Through the Looking Glass: Haiti and U.S. Development Leadership

The administration should continue to make it clear that Dr. Shah is the designated disaster coordinator. Getting this right can help Haiti put its country back together, and put our development policy back together too.
This post was published on the now-closed HuffPost Contributor platform. Contributors control their own work and posted freely to our site. If you need to flag this entry as abusive, send us an email.

This is a joint post with Sarah Jane Staats.

The president and the secretary of state have promised to elevate and strengthen U.S. global development policy in our national interests. In Haiti there is an opportunity to make that promise real-building on the generosity of the American people and the inherent organizational capability of our government. Getting immediate relief to the earthquake's victims is the critical issue right now. But how we do it matters for the long-term stability of Haiti, the U.S. image abroad and our larger foreign policy interests. Unfortunately, the situation today is highlighting the fissures in the U.S. management of development programs that could put our development goals and leadership at risk in Haiti and beyond.

What do we mean? In Haiti, all three U.S. foreign policy tools -- defense, diplomacy and development -- in the form of officials and staff of the Department of Defense, Department of State and U.S. Agency for International Development (USAID) are front and center in the news and on the ground. But who is in charge? We see the situation in Haiti as requiring above all leadership from the development side. While the U.S. role in places like Iraq and Afghanistan blurs the lines between development, defense and diplomacy, and who should be in the lead, the earthquake in Haiti demands primarily a development and humanitarian response. Of course there is a role for the military in orderly provision of security and in logistical operations -- those helicopters for instance. But it is a supporting role to a civilian-led effort as my colleague John Simon points out, and we argue a role best led by development professionals at USAID.
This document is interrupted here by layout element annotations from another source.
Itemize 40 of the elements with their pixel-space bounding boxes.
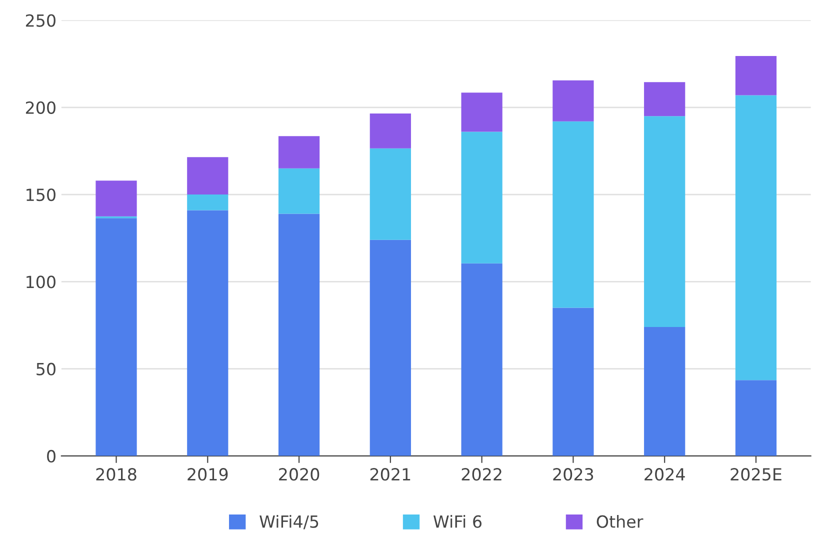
bar bbox=[370, 148, 411, 240]
y-tick-label: 200 bbox=[26, 101, 56, 114]
bar bbox=[187, 194, 228, 210]
y-tick-label: 150 bbox=[26, 188, 56, 202]
x-tick-label: 2025E bbox=[730, 468, 782, 481]
x-tick-label: 2024 bbox=[644, 468, 685, 481]
bar bbox=[278, 168, 320, 214]
bar bbox=[644, 326, 686, 456]
x-tick-label: 2021 bbox=[370, 468, 410, 481]
bar bbox=[552, 80, 594, 122]
bar bbox=[735, 380, 777, 456]
x-tick-label: 2019 bbox=[188, 468, 228, 481]
bar bbox=[370, 240, 411, 456]
x-tick-label: 2020 bbox=[279, 468, 320, 481]
x-tick-label: 2018 bbox=[96, 468, 136, 481]
bar bbox=[552, 121, 594, 308]
y-tick-label: 0 bbox=[47, 450, 56, 463]
bar bbox=[735, 56, 777, 96]
bar bbox=[461, 132, 502, 264]
y-tick-label: 250 bbox=[26, 14, 56, 27]
x-tick-label: 2022 bbox=[462, 468, 502, 481]
legend-label: WiFi4/5 bbox=[260, 515, 318, 530]
x-tick-label: 2023 bbox=[553, 468, 594, 481]
y-tick-label: 50 bbox=[36, 362, 56, 376]
bar bbox=[461, 263, 502, 456]
bar bbox=[278, 136, 320, 168]
bar bbox=[370, 114, 411, 148]
bar bbox=[187, 157, 228, 195]
bar bbox=[96, 218, 137, 456]
legend-label: WiFi 6 bbox=[433, 515, 482, 528]
bar bbox=[278, 214, 320, 456]
bar bbox=[187, 210, 228, 456]
bar bbox=[552, 308, 594, 456]
bar bbox=[644, 82, 686, 116]
bar bbox=[96, 180, 137, 216]
bar bbox=[461, 92, 502, 132]
y-tick-label: 100 bbox=[26, 276, 56, 288]
bar bbox=[735, 95, 777, 380]
bar bbox=[644, 116, 686, 327]
legend-label: Other bbox=[596, 515, 644, 528]
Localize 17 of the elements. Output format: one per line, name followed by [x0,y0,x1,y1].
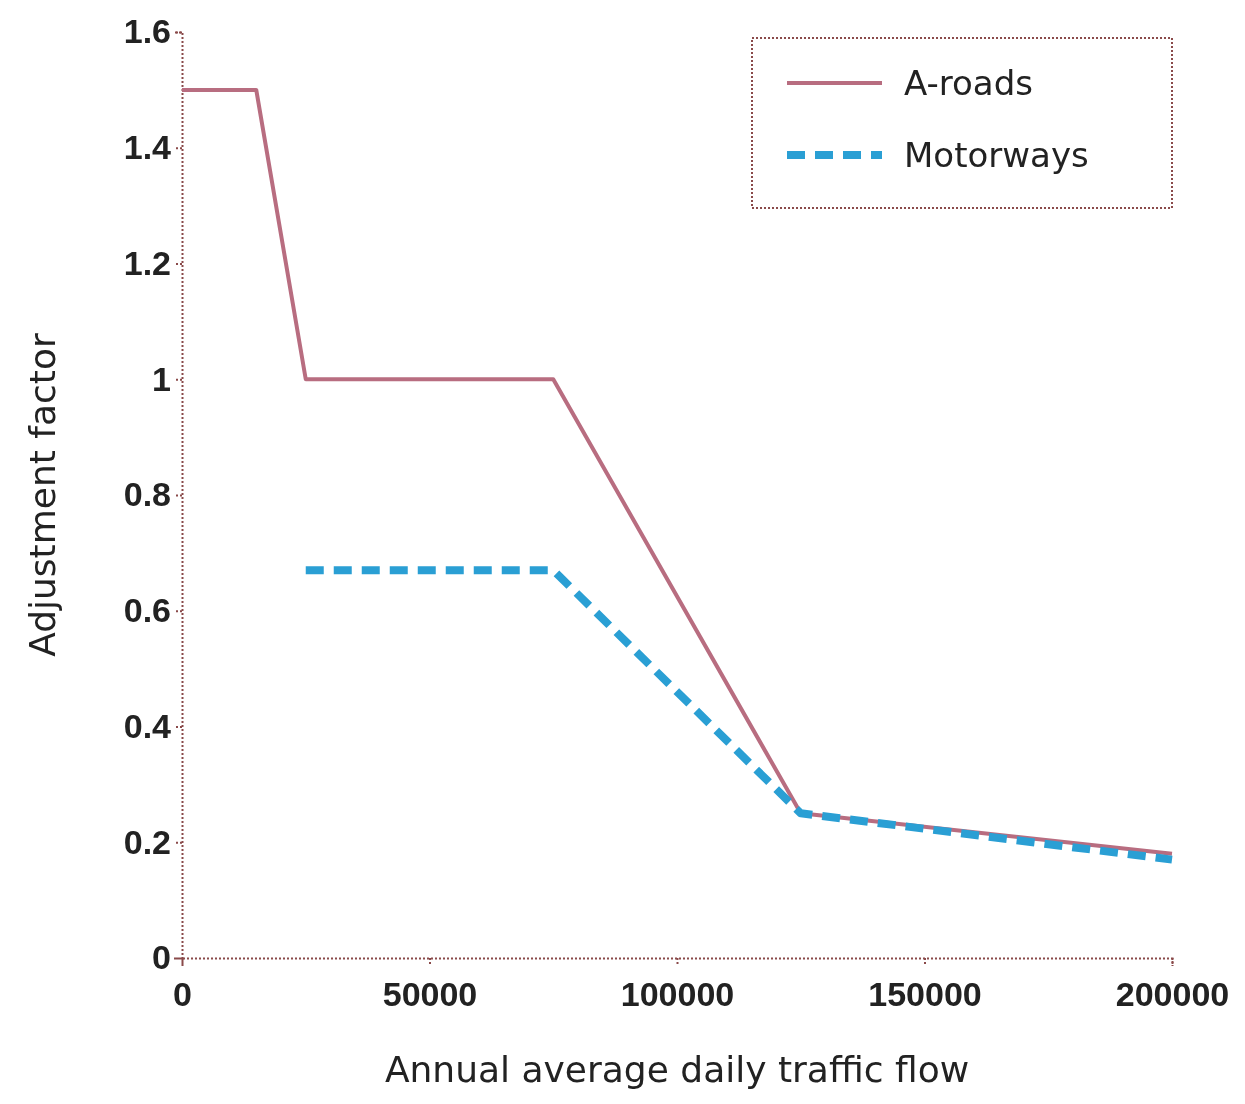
x-tick-label: 200000 [1115,975,1230,1014]
y-tick-label: 0.2 [123,822,171,861]
y-tick-label: 1.6 [123,12,171,51]
x-tick-label: 50000 [382,975,478,1014]
y-axis-title: Adjustment factor [22,333,63,657]
x-tick-label: 150000 [868,975,982,1014]
y-tick-label: 0 [152,938,171,977]
y-tick-label: 0.8 [123,475,171,514]
y-tick-label: 1.2 [123,243,171,282]
y-tick-label: 0.6 [123,591,171,630]
x-tick-label: 100000 [620,975,735,1014]
y-tick-label: 1.4 [123,128,172,167]
y-tick-label: 0.4 [123,706,172,745]
x-axis-title: Annual average daily traffic flow [384,1049,970,1090]
y-tick-label: 1 [152,359,171,398]
legend-label: A-roads [904,63,1033,103]
legend-label: Motorways [904,135,1089,175]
Reports like the one in Newsweek that argue the Pentagon is the only U.S. national security agency capable of responding in Haiti have got it wrong. Tom Mahknen at FP wisely calls this "the competence trap" where the military becomes the responder of first resort, in large part because we have invested time and again in a capable and nimble military, but shortchanged and constrained the diplomatic and development aspects of U.S. national security. Haiti is a reminder of the real and urgent need to invest in the other tools of U.S. national security. Meanwhile USAID is still, despite its decline in budget and staffing in the last 15 years, the agency with the mission and yes the expertise to lead the U.S. response. And as former USAID Administrator Andrew Natsios said yesterday, the U.S. role in disaster response has been managed successfully by USAID year after year in dozens of small as well as huge disasters.
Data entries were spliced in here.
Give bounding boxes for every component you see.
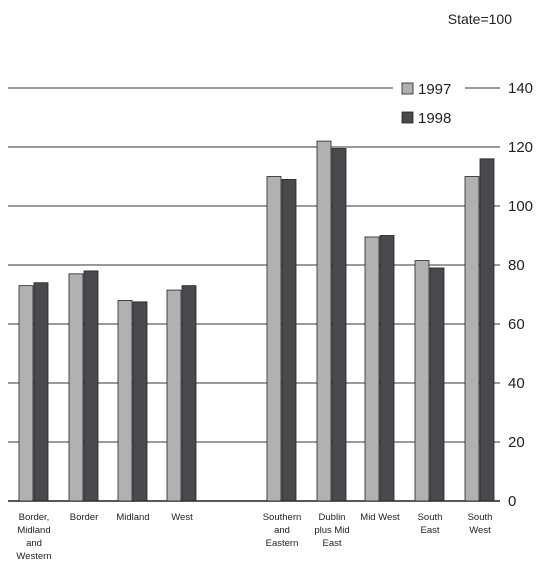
- y-tick-label: 80: [508, 257, 525, 274]
- bar-1998: [429, 267, 445, 502]
- bar-1998: [132, 301, 148, 502]
- bar-1997: [68, 273, 84, 502]
- bar-1998: [479, 158, 495, 502]
- unit-label: State=100: [448, 11, 512, 27]
- category-label: Midland: [116, 512, 149, 523]
- y-tick-label: 140: [508, 80, 533, 97]
- bar-1997: [18, 285, 34, 502]
- y-tick-label: 20: [508, 434, 525, 451]
- bar-1997: [414, 260, 430, 502]
- bar-1998: [83, 270, 99, 502]
- y-tick-label: 120: [508, 139, 533, 156]
- bar-1997: [266, 176, 282, 502]
- bar-1997: [166, 289, 182, 502]
- y-axis-ticks: 0 20 40 60 80 100 120 140: [508, 80, 533, 510]
- category-label: Southern and Eastern: [263, 512, 302, 549]
- y-tick-label: 100: [508, 198, 533, 215]
- bar-1997: [316, 140, 332, 502]
- bars: [18, 140, 495, 502]
- bar-1998: [331, 148, 347, 502]
- legend-swatch-1997: [401, 82, 414, 95]
- y-tick-label: 40: [508, 375, 525, 392]
- category-label: Border: [70, 512, 99, 523]
- category-label: Dublin plus Mid East: [314, 512, 349, 549]
- category-label: Mid West: [360, 512, 400, 523]
- y-tick-label: 60: [508, 316, 525, 333]
- bar-1998: [281, 179, 297, 502]
- legend-label-1997: 1997: [418, 81, 451, 98]
- category-label: South West: [468, 512, 493, 536]
- category-labels: Border, Midland and Western Border Midland Wes…: [16, 512, 492, 562]
- bar-1998: [33, 282, 49, 502]
- bar-1997: [464, 176, 480, 502]
- legend-label-1998: 1998: [418, 110, 451, 127]
- legend: 1997 1998: [401, 81, 451, 127]
- category-label: Border, Midland and Western: [16, 512, 51, 562]
- bar-1998: [379, 235, 395, 502]
- y-tick-label: 0: [508, 493, 516, 510]
- category-label: South East: [418, 512, 443, 536]
- bar-1997: [364, 236, 380, 502]
- category-label: West: [171, 512, 193, 523]
- bar-1998: [181, 285, 197, 502]
- legend-swatch-1998: [401, 111, 414, 124]
- bar-1997: [117, 299, 133, 502]
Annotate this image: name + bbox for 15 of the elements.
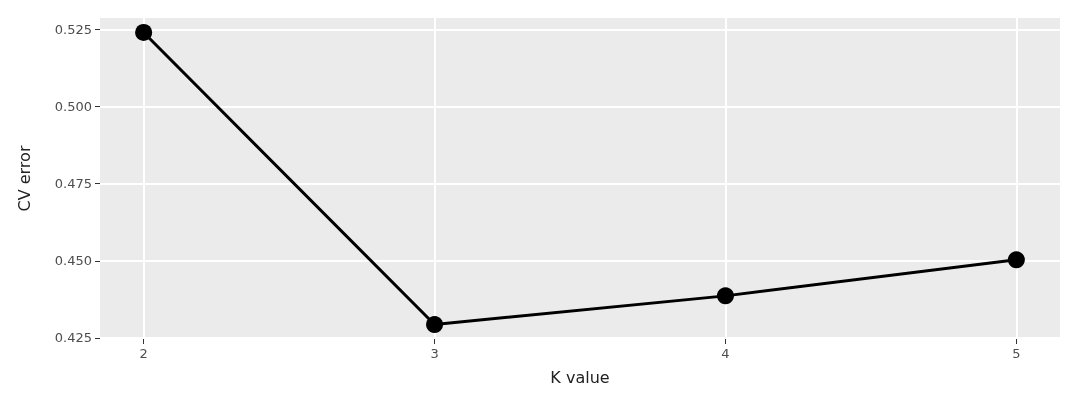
x-axis-title: K value	[550, 367, 610, 387]
x-tick-label: 2	[139, 346, 148, 361]
y-tick-label: 0.475	[54, 176, 92, 192]
x-tick-label: 5	[1012, 346, 1021, 361]
y-tick-label: 0.500	[54, 99, 92, 115]
point	[1007, 251, 1025, 269]
x-tick-label: 4	[721, 346, 730, 361]
point	[426, 316, 444, 334]
y-tick-label: 0.525	[54, 22, 92, 38]
point	[716, 287, 734, 305]
y-axis-title: CV error	[14, 145, 34, 212]
point	[135, 23, 153, 41]
y-tick-label: 0.425	[54, 330, 92, 346]
x-tick-label: 3	[430, 346, 439, 361]
y-tick-label: 0.450	[54, 253, 92, 269]
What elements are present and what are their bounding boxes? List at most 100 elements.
President Obama smartly signaled the central role of development in the U.S. government response the morning after the earthquake when he designated newly-confirmed USAID Administrator Raj Shah "our government's unified disaster coordinator." And in the face of growing concern about whether Dr. Shah is actually leading the response in Haiti, it's good that State Department spokesman Philip Crowley said in response yesterday: "Who's running this operation? It's Dr. Raj Shah who's in charge of USAID. It's Dr. Raj Shah."
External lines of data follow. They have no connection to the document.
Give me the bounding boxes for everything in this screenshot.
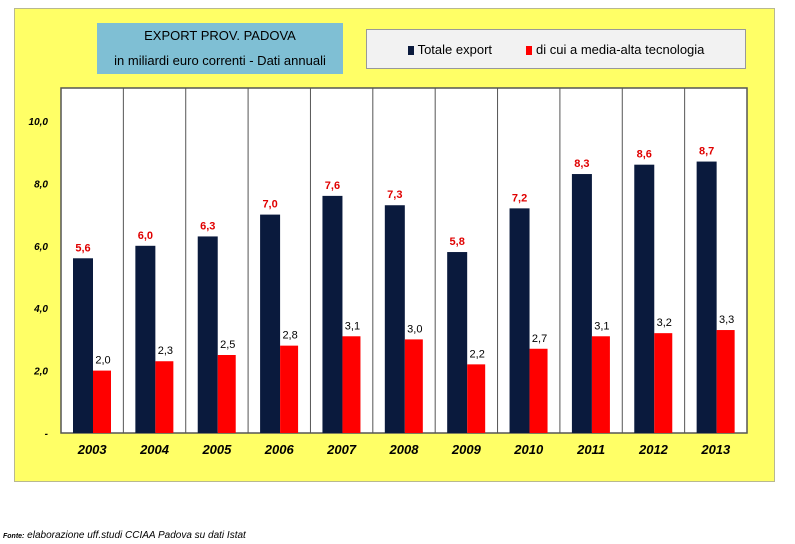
bar-media-alta-tecnologia — [467, 364, 486, 433]
bar-totale-export — [73, 258, 93, 433]
legend-item-totale: Totale export — [407, 42, 492, 57]
bar-media-alta-tecnologia — [654, 333, 673, 433]
bar-media-alta-tecnologia — [404, 339, 423, 433]
bar-media-alta-tecnologia — [716, 330, 735, 433]
bar-totale-export — [696, 161, 717, 433]
data-label-tecnologia: 2,0 — [95, 355, 110, 367]
bar-media-alta-tecnologia — [93, 370, 111, 433]
bar-totale-export — [384, 205, 405, 433]
y-tick-label: 2,0 — [33, 367, 48, 378]
x-tick-label: 2012 — [638, 442, 669, 457]
bar-media-alta-tecnologia — [591, 336, 610, 433]
data-label-totale: 6,0 — [138, 230, 153, 242]
bar-totale-export — [260, 214, 281, 433]
data-label-totale: 8,3 — [574, 158, 589, 170]
data-label-tecnologia: 2,2 — [470, 348, 485, 360]
source-note: Fonte: elaborazione uff.studi CCIAA Pado… — [3, 530, 246, 541]
data-label-totale: 5,6 — [75, 242, 90, 254]
data-label-tecnologia: 2,5 — [220, 339, 235, 351]
bar-totale-export — [509, 208, 530, 433]
y-tick-label: 8,0 — [34, 179, 48, 190]
legend-item-tecnologia: di cui a media-alta tecnologia — [526, 42, 704, 57]
x-tick-label: 2013 — [700, 442, 731, 457]
data-label-tecnologia: 3,1 — [594, 320, 609, 332]
bar-totale-export — [634, 164, 655, 433]
data-label-tecnologia: 2,8 — [282, 330, 297, 342]
x-tick-label: 2009 — [451, 442, 482, 457]
data-label-totale: 7,6 — [325, 180, 340, 192]
bar-totale-export — [571, 174, 592, 434]
data-label-totale: 7,0 — [262, 199, 277, 211]
chart-subtitle: in miliardi euro correnti - Dati annuali — [114, 53, 326, 68]
bar-media-alta-tecnologia — [217, 355, 236, 433]
data-label-totale: 7,2 — [512, 192, 527, 204]
data-label-tecnologia: 3,2 — [657, 317, 672, 329]
chart-title: EXPORT PROV. PADOVA — [144, 28, 296, 43]
bar-media-alta-tecnologia — [280, 345, 299, 433]
data-label-tecnologia: 2,3 — [158, 345, 173, 357]
chart-title-box: EXPORT PROV. PADOVA in miliardi euro cor… — [97, 23, 343, 74]
y-tick-label: - — [45, 429, 49, 440]
data-label-tecnologia: 3,0 — [407, 323, 422, 335]
bar-media-alta-tecnologia — [342, 336, 361, 433]
x-tick-label: 2011 — [576, 442, 605, 457]
data-label-totale: 6,3 — [200, 220, 215, 232]
x-tick-label: 2008 — [389, 442, 420, 457]
data-label-totale: 8,7 — [699, 146, 714, 158]
data-label-tecnologia: 3,3 — [719, 314, 734, 326]
x-tick-label: 2003 — [77, 442, 108, 457]
x-tick-label: 2005 — [201, 442, 232, 457]
legend: Totale export di cui a media-alta tecnol… — [366, 29, 746, 69]
x-tick-label: 2004 — [139, 442, 170, 457]
y-tick-label: 4,0 — [33, 304, 48, 315]
bar-totale-export — [197, 236, 218, 433]
legend-swatch-tecnologia — [526, 45, 533, 55]
bar-totale-export — [135, 245, 156, 433]
legend-swatch-totale — [407, 45, 414, 55]
data-label-totale: 7,3 — [387, 189, 402, 201]
data-label-tecnologia: 2,7 — [532, 333, 547, 345]
data-label-totale: 5,8 — [450, 236, 465, 248]
x-tick-label: 2010 — [513, 442, 544, 457]
data-label-totale: 8,6 — [637, 149, 652, 161]
bar-media-alta-tecnologia — [155, 361, 174, 433]
x-tick-label: 2007 — [326, 442, 357, 457]
bar-media-alta-tecnologia — [529, 348, 548, 433]
y-tick-label: 6,0 — [34, 242, 48, 253]
y-tick-label: 10,0 — [29, 117, 49, 128]
bar-totale-export — [322, 195, 343, 433]
bar-totale-export — [447, 252, 468, 433]
x-tick-label: 2006 — [264, 442, 295, 457]
data-label-tecnologia: 3,1 — [345, 320, 360, 332]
We hope to hear that again from Secretary Clinton and even from the president -- and again if necessary. Otherwise continued confusion will undermine the effectiveness of Dr. Shah and of the U.S. overall effort. Consider the number of spokespeople on the issue: Secretary Clinton, Secretary of Agriculture Tom Vilsack, State Department Counselor Cheryl Mills, Defense officials and others (not to mention Bill Clinton, who is the UN Special Envoy for Haiti, but gets mixed into the U.S. political context for obvious reasons).

The point is not to get into the middle of turf battles between our defense, diplomatic and development agencies, especially when lives are at stake. The truth is that we need to use all of our national security tools to accurately reflect the generosity and shared humanity that Americans around the country feel towards Haiti right now. And we can all agree that the goal is the safety and survival of millions of Haitians and support for stabilizing and rebuilding the country.

But being clear about the U.S. strategy for achieving that goal and who is in charge of that strategy matters. It matters for the effectiveness of the immediate U.S. response, which may be at risk even if there is just the perception of poor coordination. It also matters in terms ensuring that American generosity doesn't turn into criticism, especially of USAID, if Haiti looks like a Katrina-style failure.

President Obama, Secretary Clinton and other members in the administration should continue to make it clear that Dr. Shah is the president's designated disaster coordinator and head of the primary U.S. agency for development. They should give him the profile as well as the tools and authorities to do the job he has been asked to do. Getting this part right can help Haiti put its country back together again, and maybe in turn, help put our development policy back together again too.